Given a positive integer *n*, generate a square matrix filled with elements from 1 to  $$n^2$$ in spiral order.  

{% hint style="info" %}
For example:

```
Input: 3
Output:
[
 [ 1, 2, 3 ],
 [ 8, 9, 4 ],
 [ 7, 6, 5 ]
]
```

{% endhint %}

###

### Thought Process

* *How would we go about changing the directions when filling the 2D matrix?*

  * Have a variable *d* for the direction and updating this variable whenever we "shave" off a row or column.

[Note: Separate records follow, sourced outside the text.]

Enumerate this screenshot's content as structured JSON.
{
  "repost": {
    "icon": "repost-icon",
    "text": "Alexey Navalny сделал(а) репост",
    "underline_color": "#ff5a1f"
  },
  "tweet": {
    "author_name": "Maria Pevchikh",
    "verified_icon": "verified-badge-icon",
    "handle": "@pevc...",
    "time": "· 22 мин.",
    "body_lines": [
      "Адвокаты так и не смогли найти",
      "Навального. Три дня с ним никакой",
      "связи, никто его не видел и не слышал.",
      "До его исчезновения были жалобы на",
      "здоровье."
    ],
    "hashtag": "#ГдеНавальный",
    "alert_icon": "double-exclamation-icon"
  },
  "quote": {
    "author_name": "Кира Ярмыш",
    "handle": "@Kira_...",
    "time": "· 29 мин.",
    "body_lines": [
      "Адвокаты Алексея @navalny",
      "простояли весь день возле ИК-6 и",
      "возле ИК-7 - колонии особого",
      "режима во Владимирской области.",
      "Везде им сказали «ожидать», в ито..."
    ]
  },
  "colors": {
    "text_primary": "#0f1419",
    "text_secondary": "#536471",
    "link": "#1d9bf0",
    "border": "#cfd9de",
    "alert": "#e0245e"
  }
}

* *How would we generate the numbers to fill the 2D matrix from 1 to* $$n^2$$.
  * Have a varaible called *num* initially set 1, incrementing this variable at each cell, and filling each cell with the variable.

## Solution 

```
class Solution:
    def generateMatrix(self, n: int) -> List[List[int]]:
        
        matrix = [[0 for j in range(n)] for i in range(n)]
        d = 0
        num = 1
        top, bottom = 0, len(matrix)-1
        left,right = 0, len(matrix[0])-1
        
        while top<=bottom and left<=right:
            if d == 0:
                for j in range(left,right+1):
                    matrix[top][j] = num
                    num+=1
                top+=1
                d+=1
            elif d == 1:
                for i in range(top, bottom+1):
                    matrix[i][right] = num
                    num+=1
                right-=1
                d+=1
            elif d == 2:
                for j in range(right, left-1,-1):
                    matrix[bottom][j] = num
                    num+=1
                bottom-=1
                d+=1
            elif d == 3:
                for i in range(bottom, top-1,-1):
                    matrix[i][left] = num
                    num+=1
                left+=1
                d = 0
        return matrix
        
```

## Key Facts

* The direction and boundary variables are most important
* For updating the number, just have a *num* variable and increment by 1 in the for-loops
* With each direction, there is either a constant row or column (i.e. when doing in the down direction, the constant is the right column.)

## Time Complexity&#x20;

**Time:** O($$n^2$$) because we have to fill every row and column

**Space:** O($$n^2$$) because we are initilizing a matrix and storing the numbers here.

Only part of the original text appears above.